Its World Economic Outlook, which was released on Tuesday in Washington, includes a number of pertinent forecasts for the Kingdom.
Among them are projections for consumer prices to rise by 2.8 percent in 2022. Consumer price increases in 2020 were estimated at 2.9 percent.
The forecast for Cambodian consumer price increases is substantially lower than the 4.9 percent average increase the IMF has forecast for emerging market and developing economies in general in 2021.
It is also lower than projections for four other ASEAN economies – Myanmar (5 percent), Laos (4.9 percent), Vietnam (3.9 percent) and the Philippines (3.4 percent).
Singapore was projected to have the smallest increase in consumer prices (0.2 percent), followed by Brunei (0.8 percent), Thailand (1.3 percent) and Indonesia and Malaysia (both 2 percent).

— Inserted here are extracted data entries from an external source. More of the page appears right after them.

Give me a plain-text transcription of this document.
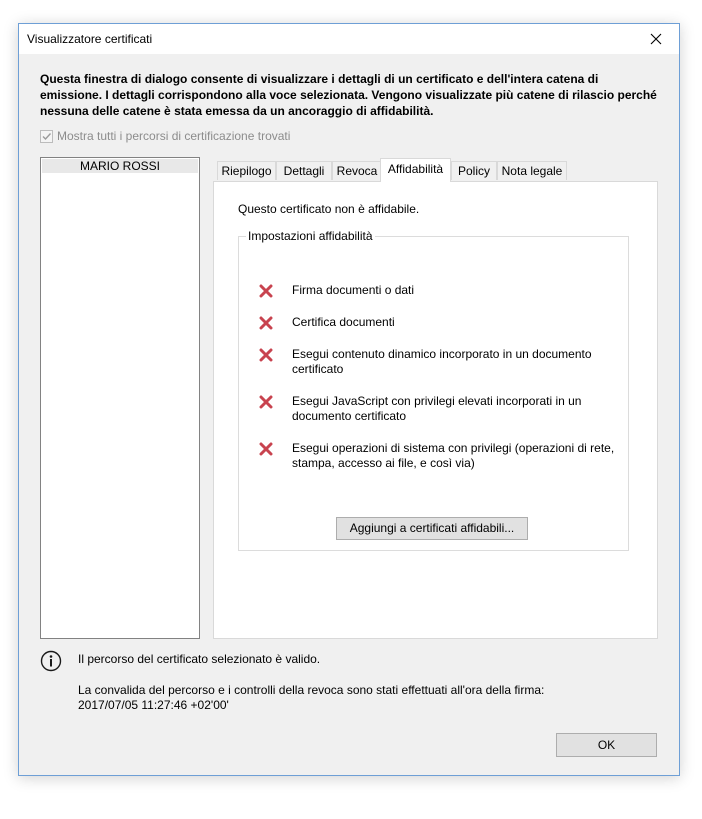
Visualizzatore certificati
Questa finestra di dialogo consente di visualizzare i dettagli di un certificato e dell'intera catena di emissione. I dettagli corrispondono alla voce selezionata. Vengono visualizzate più catene di rilascio perché nessuna delle catene è stata emessa da un ancoraggio di affidabilità.
Mostra tutti i percorsi di certificazione trovati
MARIO ROSSI	Riepilogo	Dettagli	Revoca Affidabilità	Policy Nota legale
Questo certificato non è affidabile.
Impostazioni affidabilità
Firma documenti o dati
Certifica documenti
Esegui contenuto dinamico incorporato in un documento certificato
Esegui JavaScript con privilegi elevati incorporati in un documento certificato
Esegui operazioni di sistema con privilegi (operazioni di rete, stampa, accesso ai file, e così via)
Aggiungi a certificati affidabili...
Il percorso del certificato selezionato è valido.
La convalida del percorso e i controlli della revoca sono stati effettuati all'ora della firma:
2017/07/05 11:27:46 +02'00'
OK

Commodity prices, particularly for oil are expected to continue “firming up” in the months ahead.
“Given their record-low levels of a year ago, firmer prices should mechanically lift consumer price indices and headline inflation in particular could turn volatile in the coming months,” the outlook said.
It noted, however, that the volatility should be short-lived and that baseline projections show a return of inflation to its long-term average because the remaining slack in the economy will subside only gradually as commodity-driven base effects fade away.
The IMF said the restrained outlook for consumer prices reflected global developments in labour markets.
“Subdued wage growth and weak worker bargaining power have been compounded recently by high unemployment, underemployment and lower participation rates. Moreover, various measures of underlying inflation remain low,” it said.
“IMF staff analysis on sectoral price developments points to muted price pressure, both in sectors where pricing is typically less sensitive to the business cycle and in sectors where prices tend to respond to aggregate demand fluctuations.”